Municipalities are caught in a catch-22, at risk of being penalized for failing to comply with regulations that were never adopted. Municipalities were without the statutorily mandated guidance, without a definition of “committed to expend,” and without a viable plan in place detailing what obligations the State would impose on municipalities and approved means of compliance.
The affordable housing trust funds are collected by municipalities from developer fees to subsidize the provision of affordable housing. They are meant to assist municipalities in meeting their State mandated housing obligations and to provide a revenue source that is not dependent on the property tax. If the State is successful in taking this funding, it does not remove the State imposed obligations to provide affordable housing, but merely pushes that financial obligation onto property taxpayers and places further mandates on local governments.
It is noteworthy that the historic downturn in the real estate markets, to which construction of affordable housing is linked, has stalled many projects, a condition recognized and addressed by the Legislature via the Permit Extension Act of 2008, which has been further extended twice. However, while relief has been provided to developers on multiple occasions when a bill was approved by the Legislature in June 2012 to give municipalities similar relief, that is two additional years to commit their trust fund dollars, the Governor regretfully vetoed the bill.

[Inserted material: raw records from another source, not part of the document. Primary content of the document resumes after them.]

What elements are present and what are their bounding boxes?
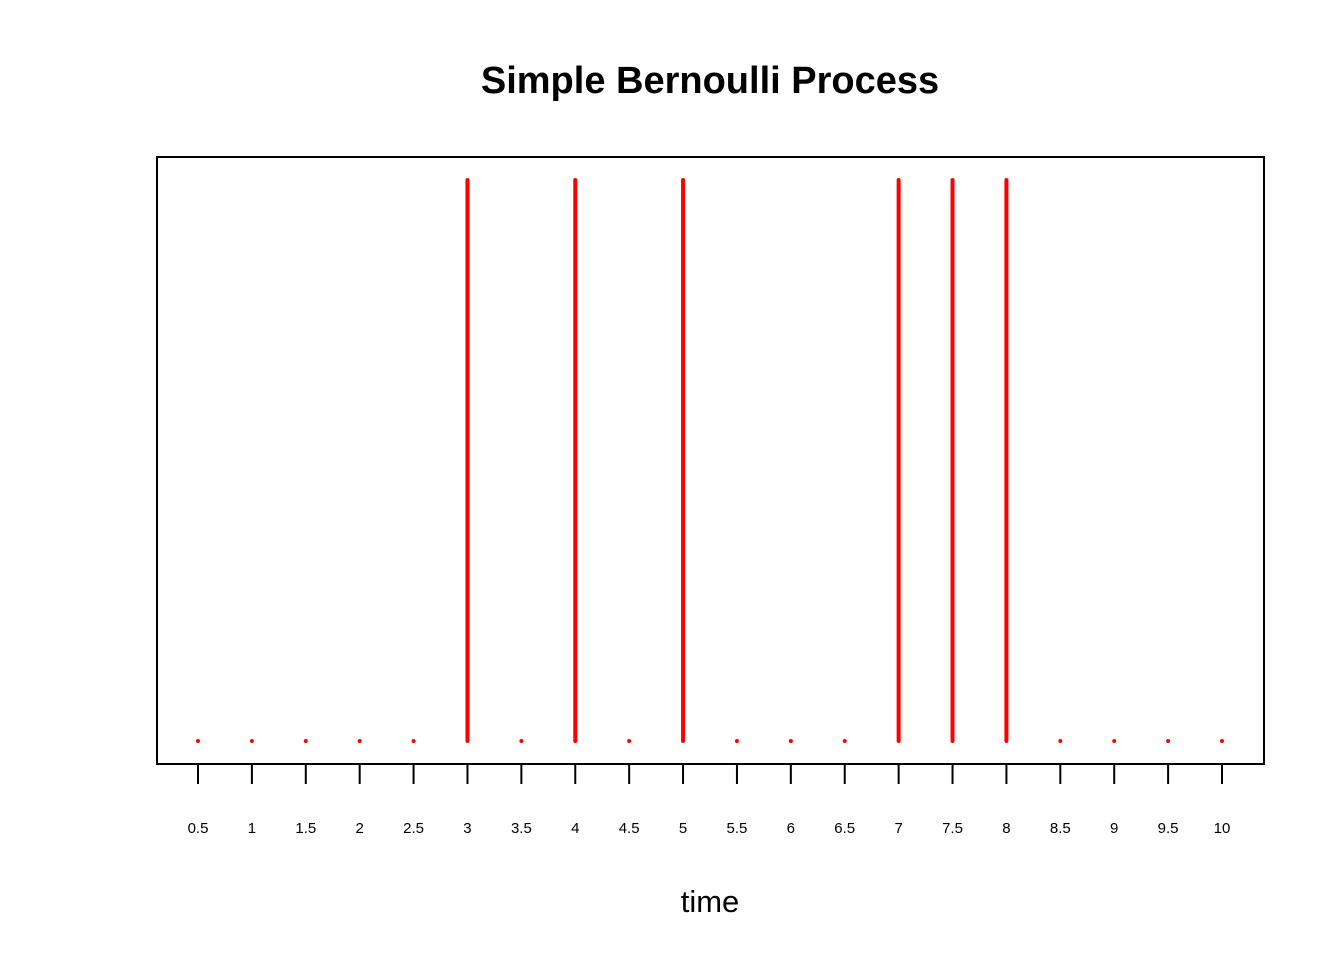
failure-point [519,739,524,743]
x-tick-label: 5.5 [727,820,748,837]
x-tick-label: 10 [1214,820,1231,837]
failure-point [1112,739,1117,743]
failure-point [842,739,847,743]
chart-title: Simple Bernoulli Process [481,60,939,102]
x-tick-label: 4 [571,820,579,837]
x-tick-label: 7 [894,820,902,837]
failure-point [249,739,254,743]
failure-point [627,739,632,743]
x-tick-label: 8.5 [1050,820,1071,837]
failure-point [1058,739,1063,743]
failure-point [411,739,416,743]
x-tick-label: 9.5 [1158,820,1179,837]
failure-point [196,739,200,743]
x-tick-label: 6 [787,820,795,837]
x-tick-label: 9 [1110,820,1118,837]
plot-frame [156,156,1265,765]
bernoulli-marks [196,178,1224,743]
x-tick-label: 2.5 [403,820,424,837]
x-tick-label: 5 [679,820,687,837]
failure-point [734,739,739,743]
x-tick-label: 2 [356,820,364,837]
x-tick-label: 1.5 [295,820,316,837]
x-tick-label: 3 [463,820,471,837]
x-tick-label: 7.5 [942,820,963,837]
failure-point [303,739,308,743]
failure-point [357,739,362,743]
x-axis: 0.5 1 1.5 2 2.5 3 3.5 4 4.5 5 5.5 6 6.5 7 7.5 8 8.5 9 9.5 1… [188,763,1231,837]
x-tick-label: 6.5 [834,820,855,837]
x-tick-label: 0.5 [188,820,209,837]
x-tick-label: 3.5 [511,820,532,837]
failure-point [788,739,793,743]
x-axis-label: time [681,884,740,919]
x-tick-label: 1 [248,820,256,837]
x-tick-label: 4.5 [619,820,640,837]
failure-point [1166,739,1171,743]
failure-point [1220,739,1224,743]
x-tick-label: 8 [1002,820,1010,837]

Municipal affordable housing trusts are precisely that, trust funds dedicated to the provision of affordable housing and assisting municipalities to meet their State imposed obligations. If the State is successful in seizing these trust funds, it would not be under the same obligation to use the funding for housing. Since this funding is anticipated as general revenue in the current budget, the State could instead use this funding to offset any budget shortfalls or spend on completely unrelated programs.
Hopefully, the Courts involvement will allow for reconsideration of misguided State actions. It is time to stop the State efforts to seize this funding and, instead, partner with local leaders to develop and implement a statewide affordable housing policy that is rational, achievable and does not perpetuate a financial obligation to our taxpayers.